There are two ways to create a lodash chain: implicit chaining and explicit chaining with the _.chain
method.
To use implicit chaining, you can call _(value)
on your value and, and then finish the chain with the .value()
method or with any method that returns a single value (e.g. .first()
, .max()
)
For example:
var maxFiltered = _(arr).filter(someFilter).max(someCallback);
In order to keep the value wrapped in the chain after any single-value method, chaining needs to be explicit, with the _.chain()
method.
For example:
var mergedFilteredMax = _.chain(arr).filter(someFilter).max(someCallback).assign(obj).value();
For more information, check out the Lodash documentation for chaining.

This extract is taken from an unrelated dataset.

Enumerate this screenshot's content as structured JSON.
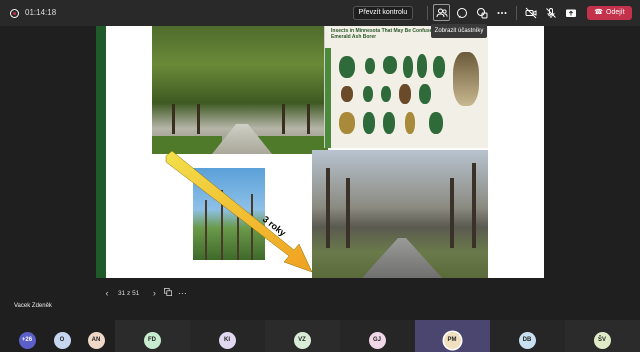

This rule takes one argument, the preferred style: implicit
, explicit
or as-needed
. (default is as-needed
).
The following patterns are considered problems:
/*eslint lodash/chain-style: [2, "as-needed"]*/
_.chain(val).map(f).filter(g).value(); // Unnecessary explicit chaining
_.chain(val).map(f).join(c).value(); // Unnecessary explicit chaining, the chain-breaking method join() is last in the chain.
/*eslint lodash/chain-style: [2, "implicit"]*/
_.chain(val).map(f).filter(g).value(); // Do not use explicit chaining
_.chain(val).map(f).first().assign(obj).value(); // Do not use explicit chaining
/*eslint lodash/chain-style: [2, "explicit"]*/
_(val).map(f).filter(g).value(); // Do not use implicit chaining
The following patterns are not considered warnings:
/*eslint lodash/chain-style: [2, "as-needed"]*/
_(val).map(f).filter(g).value();
_.chain(val).map(f).first().assign(obj).value();
/*eslint lodash/chain-style: [2, "implicit"]*/
_(val).map(f).filter(g).value();
/*eslint lodash/chain-style: [2, "explicit"]*/
_.chain(val).map(f).filter(g).value();
If you do not want to enforce a specific chain style, then you can disable this rule.